Before then he was able to avoid the pinch of such inquiries, lose them in the abundant sorrow that permeated the landscape. No one asked each other about the scars, missing limbs, tremors, or night terrors, and so they could, therefore, be stashed in corners behind sacks, cast in waters, buried underground. But there was Isaiah digging around for shit he had no business digging around for, talking about he “ain’t mean.” Then why did he say? Samuel thought they had a deal: leave the bodies where they fucking lay.
They were in the dark last night, so Isaiah couldn’t see, thankfully, that Samuel shifted on the ground, almost stood up, and announced that he was heading to the river, where he would submerge himself and never resurface. Instead, he sat there, muscles flexing under the strain of grasping for something not there. He blinked and blinked, but it didn’t stop his eyes from burning. What kind of question was this?

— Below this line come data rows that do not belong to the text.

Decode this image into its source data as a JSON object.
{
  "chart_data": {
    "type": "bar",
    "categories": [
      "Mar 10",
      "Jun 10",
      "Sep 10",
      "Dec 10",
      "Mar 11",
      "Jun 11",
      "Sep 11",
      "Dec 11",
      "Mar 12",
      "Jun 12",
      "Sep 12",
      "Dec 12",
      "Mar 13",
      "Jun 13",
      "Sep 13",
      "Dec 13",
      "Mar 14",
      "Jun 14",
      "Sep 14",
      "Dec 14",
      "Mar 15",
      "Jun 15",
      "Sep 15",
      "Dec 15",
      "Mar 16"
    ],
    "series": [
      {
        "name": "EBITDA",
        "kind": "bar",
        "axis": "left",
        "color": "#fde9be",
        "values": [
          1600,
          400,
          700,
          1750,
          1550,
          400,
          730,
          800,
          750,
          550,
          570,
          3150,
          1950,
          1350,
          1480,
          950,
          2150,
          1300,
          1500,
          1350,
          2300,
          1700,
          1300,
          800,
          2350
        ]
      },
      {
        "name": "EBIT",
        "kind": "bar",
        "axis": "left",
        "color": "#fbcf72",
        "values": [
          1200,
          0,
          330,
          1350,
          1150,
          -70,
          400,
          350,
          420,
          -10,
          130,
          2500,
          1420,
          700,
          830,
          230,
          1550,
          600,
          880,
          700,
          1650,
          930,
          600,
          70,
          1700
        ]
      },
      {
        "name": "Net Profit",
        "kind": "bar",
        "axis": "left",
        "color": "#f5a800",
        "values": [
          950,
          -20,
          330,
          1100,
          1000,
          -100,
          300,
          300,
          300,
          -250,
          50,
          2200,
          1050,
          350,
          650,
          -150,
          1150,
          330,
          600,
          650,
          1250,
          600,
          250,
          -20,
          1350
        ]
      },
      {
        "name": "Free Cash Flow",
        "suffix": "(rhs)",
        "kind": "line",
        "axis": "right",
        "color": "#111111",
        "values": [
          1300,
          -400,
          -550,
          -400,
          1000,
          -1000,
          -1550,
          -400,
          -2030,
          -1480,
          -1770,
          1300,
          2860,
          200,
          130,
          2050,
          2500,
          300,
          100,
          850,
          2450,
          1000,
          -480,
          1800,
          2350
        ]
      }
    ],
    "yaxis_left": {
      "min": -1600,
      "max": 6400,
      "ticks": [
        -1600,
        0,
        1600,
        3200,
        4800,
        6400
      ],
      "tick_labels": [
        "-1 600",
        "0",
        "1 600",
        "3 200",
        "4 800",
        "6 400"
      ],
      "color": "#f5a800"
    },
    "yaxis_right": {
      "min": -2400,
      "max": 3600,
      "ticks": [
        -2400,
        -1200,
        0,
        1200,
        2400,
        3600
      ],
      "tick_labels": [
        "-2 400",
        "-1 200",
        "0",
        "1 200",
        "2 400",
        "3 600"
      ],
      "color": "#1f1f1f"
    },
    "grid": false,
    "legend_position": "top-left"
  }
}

He had let out a breath in a huff. Even in the dark, he could feel Isaiah’s calm anticipation, its steady, relentless tugging, coaxing him to open himself up yet again. But had he not opened himself up wide enough? No one else had known what it was like—what it looked like, felt like, tasted like—deep inside of him but Isaiah. What more could he give that wasn’t everything already? He wanted to hit something. Grab an ax and hack at a tree. Or maybe wring a chicken’s neck.
The quiet between them was stinging. Samuel took a deep breath as the shadow of a woman rose in the dark just at his feet. Darker than the dark, she stood naked: breasts hanging, hips wide. She had a face that was somehow familiar, though he had never seen it before. Further, a shadow in the dark made no sense. They were daytime denizens. And yet, there she was: a black that made night jealous with eyes that were, themselves, questions. Could this be his mother, stirred up by Isaiah’s broken pact? Did that mean he was a shadow, too? Suddenly, she pointed at him. Startled, he spoke suddenly.
Maybe. No way to ever know.
Maybe she made Isaiah speak, too?
As the hogs ate, Samuel tried to wipe the blood from the pin and remove it from his chest. He stopped when he heard a noise in the distance. He wasn’t sure if it was the rustling of weeds or a yell. He looked toward the trees and he saw something. It looked like the shadow. It had come back in the morning light as a reminder. Conjured up by an inquiry, it would now roam everywhere he roamed because that is what he had heard mothers were supposed to do: watch every move their child made until such time that the child was no longer a child and it was then the former child’s duty to create life and watch it bloom or watch it wither.